Thursday, November 17, 2011

Is Joyent Really 14X Faster than EC2 and Azure the "Fastest Cloud"? Questions to Ask About Benchmark Studies

Many are skeptical of claims that involve benchmarks. Over the years benchmarks have been manipulated and misrepresented. Benchmarks aren't inherently bad or created in bad faith. To the contrary, when understood and applied correctly, benchmarks can often provide useful insight for performance analysis and capacity planning. The problem with benchmarks is they are often misunderstood or misrepresented, frequently resulting in bold assertions and questionable claims. Oftentimes there are also extraneous factors involved such as agenda-driven marketing organizations. In fact, the term "benchmarketing" was coined to describe questionable marketing-driven, benchmark-based claims. This post will discuss a few questions one might consider when reading benchmark-based claims. We'll then apply these questions to 2 recent cloud related, benchmark-based studies.

Questions to consider

The following are 7 questions one might ask when considering benchmark-based claims. Answering these questions will help to provide a clearer understanding on the validity and applicability of the claims.
  1. What is the claim? Typically the bold-face, attention grabbing headline like Service Y is 10X faster than Service Z
  2. What is the claimed measurement? Usually implied by the headline. For example the claim Service Y is 10X faster than Service Z implies a measurement of system performance
  3. What is the actual measurement? To answer this question, look at the methodology and benchmark(s) used. This may require some digging, but can usually be found somewhere in the article body. Once found, do some research to determine what was actually measured. For example, if Geekbench was used, you would discover the actual measurement is processor and memory performance, but not disk or network IO
  4. Is it an apples-to-apples comparison? The validity of a benchmark-based claim ultimately depends on the fairness of the testing methodology.
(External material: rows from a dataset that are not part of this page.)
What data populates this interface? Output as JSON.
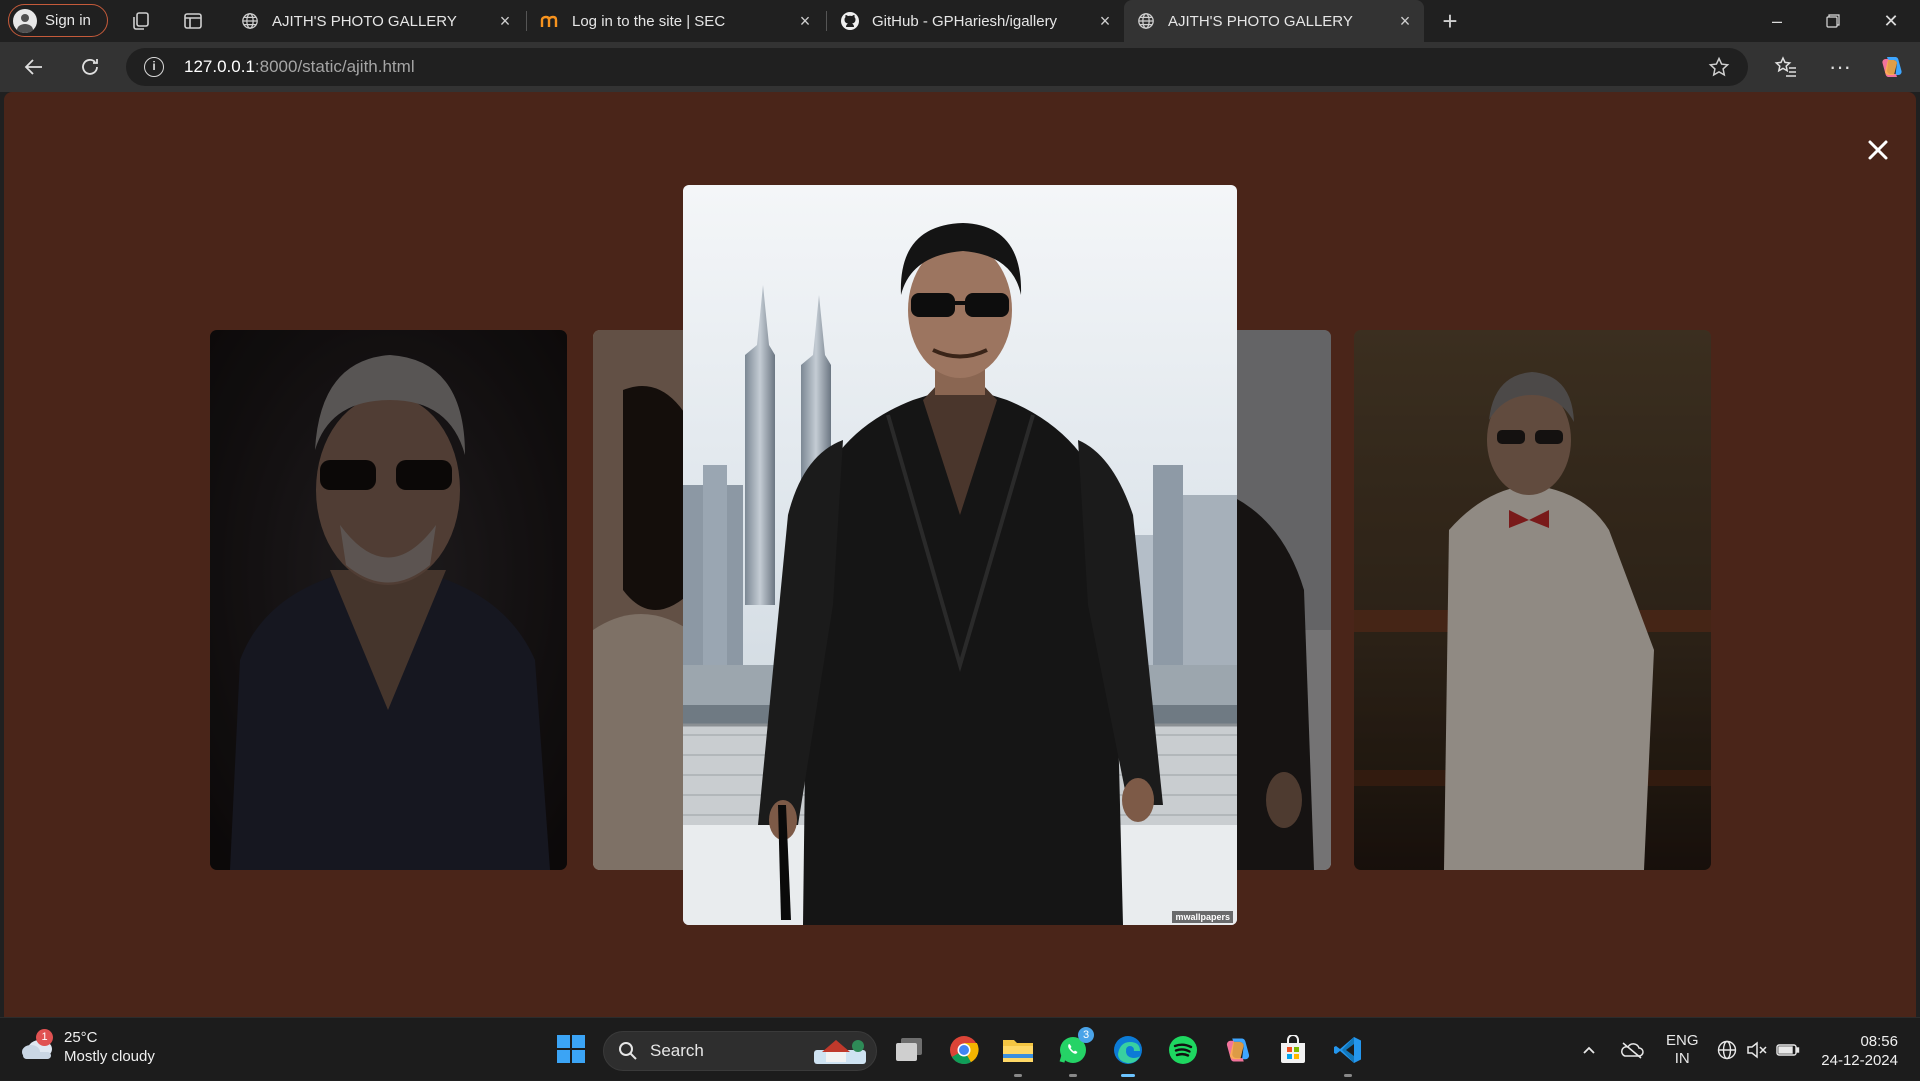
{
  "browser": {
    "profile_button": "Sign in",
    "tabs": [
      {
        "title": "AJITH'S PHOTO GALLERY",
        "favicon": "globe-icon",
        "active": false
      },
      {
        "title": "Log in to the site | SEC",
        "favicon": "moodle-icon",
        "active": false
      },
      {
        "title": "GitHub - GPHariesh/igallery",
        "favicon": "github-icon",
        "active": false
      },
      {
        "title": "AJITH'S PHOTO GALLERY",
        "favicon": "globe-icon",
        "active": true
      }
    ],
    "address": {
      "host": "127.0.0.1",
      "rest": ":8000/static/ajith.html"
    }
  },
  "gallery": {
    "photos": [
      {
        "description": "far-left-photo",
        "watermark": ""
      },
      {
        "description": "left-photo",
        "watermark": ""
      },
      {
        "description": "center-photo",
        "watermark": "mwallpapers"
      },
      {
        "description": "right-photo",
        "watermark": ""
      },
      {
        "description": "far-right-photo",
        "watermark": ""
      }
    ]
  },
  "taskbar": {
    "weather": {
      "badge": "1",
      "temp": "25°C",
      "condition": "Mostly cloudy"
    },
    "search_label": "Search",
    "whatsapp_badge": "3",
    "language": {
      "line1": "ENG",
      "line2": "IN"
    },
    "clock": {
      "time": "08:56",
      "date": "24-12-2024"
    }
  },
  "colors": {
    "page_background": "#4a2519",
    "tab_bar": "#202020",
    "toolbar": "#333333"
  }
}
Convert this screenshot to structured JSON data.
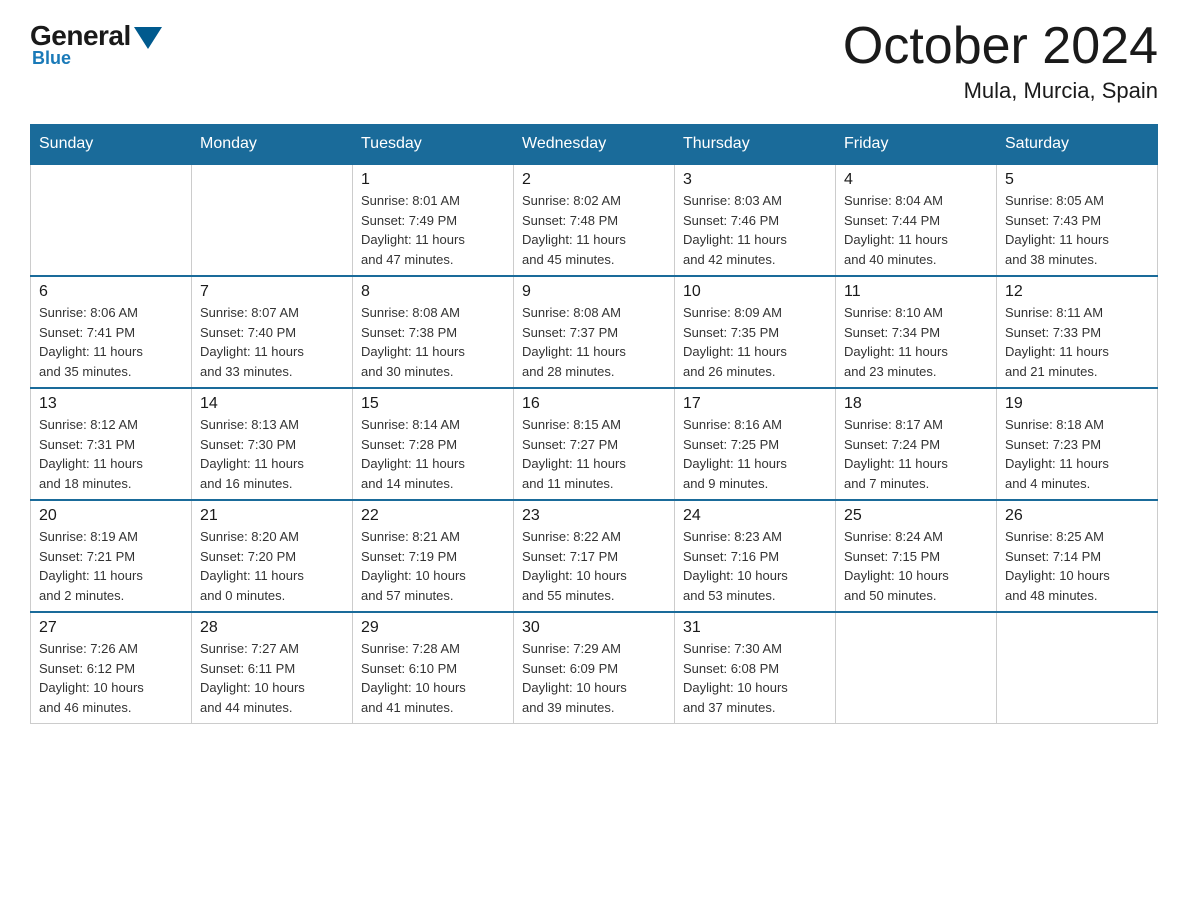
{
  "logo": {
    "general": "General",
    "blue": "Blue"
  },
  "title": "October 2024",
  "location": "Mula, Murcia, Spain",
  "days_of_week": [
    "Sunday",
    "Monday",
    "Tuesday",
    "Wednesday",
    "Thursday",
    "Friday",
    "Saturday"
  ],
  "weeks": [
    [
      {
        "day": "",
        "info": ""
      },
      {
        "day": "",
        "info": ""
      },
      {
        "day": "1",
        "info": "Sunrise: 8:01 AM\nSunset: 7:49 PM\nDaylight: 11 hours\nand 47 minutes."
      },
      {
        "day": "2",
        "info": "Sunrise: 8:02 AM\nSunset: 7:48 PM\nDaylight: 11 hours\nand 45 minutes."
      },
      {
        "day": "3",
        "info": "Sunrise: 8:03 AM\nSunset: 7:46 PM\nDaylight: 11 hours\nand 42 minutes."
      },
      {
        "day": "4",
        "info": "Sunrise: 8:04 AM\nSunset: 7:44 PM\nDaylight: 11 hours\nand 40 minutes."
      },
      {
        "day": "5",
        "info": "Sunrise: 8:05 AM\nSunset: 7:43 PM\nDaylight: 11 hours\nand 38 minutes."
      }
    ],
    [
      {
        "day": "6",
        "info": "Sunrise: 8:06 AM\nSunset: 7:41 PM\nDaylight: 11 hours\nand 35 minutes."
      },
      {
        "day": "7",
        "info": "Sunrise: 8:07 AM\nSunset: 7:40 PM\nDaylight: 11 hours\nand 33 minutes."
      },
      {
        "day": "8",
        "info": "Sunrise: 8:08 AM\nSunset: 7:38 PM\nDaylight: 11 hours\nand 30 minutes."
      },
      {
        "day": "9",
        "info": "Sunrise: 8:08 AM\nSunset: 7:37 PM\nDaylight: 11 hours\nand 28 minutes."
      },
      {
        "day": "10",
        "info": "Sunrise: 8:09 AM\nSunset: 7:35 PM\nDaylight: 11 hours\nand 26 minutes."
      },
      {
        "day": "11",
        "info": "Sunrise: 8:10 AM\nSunset: 7:34 PM\nDaylight: 11 hours\nand 23 minutes."
      },
      {
        "day": "12",
        "info": "Sunrise: 8:11 AM\nSunset: 7:33 PM\nDaylight: 11 hours\nand 21 minutes."
      }
    ],
    [
      {
        "day": "13",
        "info": "Sunrise: 8:12 AM\nSunset: 7:31 PM\nDaylight: 11 hours\nand 18 minutes."
      },
      {
        "day": "14",
        "info": "Sunrise: 8:13 AM\nSunset: 7:30 PM\nDaylight: 11 hours\nand 16 minutes."
      },
      {
        "day": "15",
        "info": "Sunrise: 8:14 AM\nSunset: 7:28 PM\nDaylight: 11 hours\nand 14 minutes."
      },
      {
        "day": "16",
        "info": "Sunrise: 8:15 AM\nSunset: 7:27 PM\nDaylight: 11 hours\nand 11 minutes."
      },
      {
        "day": "17",
        "info": "Sunrise: 8:16 AM\nSunset: 7:25 PM\nDaylight: 11 hours\nand 9 minutes."
      },
      {
        "day": "18",
        "info": "Sunrise: 8:17 AM\nSunset: 7:24 PM\nDaylight: 11 hours\nand 7 minutes."
      },
      {
        "day": "19",
        "info": "Sunrise: 8:18 AM\nSunset: 7:23 PM\nDaylight: 11 hours\nand 4 minutes."
      }
    ],
    [
      {
        "day": "20",
        "info": "Sunrise: 8:19 AM\nSunset: 7:21 PM\nDaylight: 11 hours\nand 2 minutes."
      },
      {
        "day": "21",
        "info": "Sunrise: 8:20 AM\nSunset: 7:20 PM\nDaylight: 11 hours\nand 0 minutes."
      },
      {
        "day": "22",
        "info": "Sunrise: 8:21 AM\nSunset: 7:19 PM\nDaylight: 10 hours\nand 57 minutes."
      },
      {
        "day": "23",
        "info": "Sunrise: 8:22 AM\nSunset: 7:17 PM\nDaylight: 10 hours\nand 55 minutes."
      },
      {
        "day": "24",
        "info": "Sunrise: 8:23 AM\nSunset: 7:16 PM\nDaylight: 10 hours\nand 53 minutes."
      },
      {
        "day": "25",
        "info": "Sunrise: 8:24 AM\nSunset: 7:15 PM\nDaylight: 10 hours\nand 50 minutes."
      },
      {
        "day": "26",
        "info": "Sunrise: 8:25 AM\nSunset: 7:14 PM\nDaylight: 10 hours\nand 48 minutes."
      }
    ],
    [
      {
        "day": "27",
        "info": "Sunrise: 7:26 AM\nSunset: 6:12 PM\nDaylight: 10 hours\nand 46 minutes."
      },
      {
        "day": "28",
        "info": "Sunrise: 7:27 AM\nSunset: 6:11 PM\nDaylight: 10 hours\nand 44 minutes."
      },
      {
        "day": "29",
        "info": "Sunrise: 7:28 AM\nSunset: 6:10 PM\nDaylight: 10 hours\nand 41 minutes."
      },
      {
        "day": "30",
        "info": "Sunrise: 7:29 AM\nSunset: 6:09 PM\nDaylight: 10 hours\nand 39 minutes."
      },
      {
        "day": "31",
        "info": "Sunrise: 7:30 AM\nSunset: 6:08 PM\nDaylight: 10 hours\nand 37 minutes."
      },
      {
        "day": "",
        "info": ""
      },
      {
        "day": "",
        "info": ""
      }
    ]
  ]
}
Claims involving comparisons should compare similar things. For example, Ford could compare a Mustang Shelby GT500 (top speed 190 MPH) to a Chevy Aveo (top speed 100 MPH) and claim their cars are nearly twice as fast, but the Aveo is not a comparable vehicle and therefore the claim would be invalid. A more fair, apples-to-apples comparison would be a Mustang GT500 and a Chevy Camaro ZL1 (top speed 186).
  5. Is the playing field level? Another important question to ask is whether or not there are any extraneous factors that provided an unfair advantage to one test subject over another. For example, using the top speed analogy, Ford could compare a Mustang with 92 octane fuel and a downhill course to a Camaro with 85 octane fuel and an uphill course. Because there are extraneous factors (fuel and angle of the course) which provided an unfair advantage to the Mustang, the claim would be invalid. To be fair, the top speeds of both vehicles should be measured on the same course, with the same fuel, fuel quantity, driver and weather conditions.
  6. Was the data reported accurately? Benchmarking often results in large datasets. Summarizing the data concisely and accurately can be challenging. Things to watch out for include lack of good statistical analysis (i.e. reporting average only), math errors, and sloppy calculations. For example, if large, highly variable data is collected, it is generally a best practice to report the median value in place of mean (average) to mitigate the effects of outliers. Standard deviation is also a useful metric to include to identify data consistency.
  7. Does it matter to you? The final question to ask is, assuming the results are valid, does it actually mean anything to you? For example, purchasing a vehicle based on a top speed comparison is not advisable if fuel economy is what really matters to you.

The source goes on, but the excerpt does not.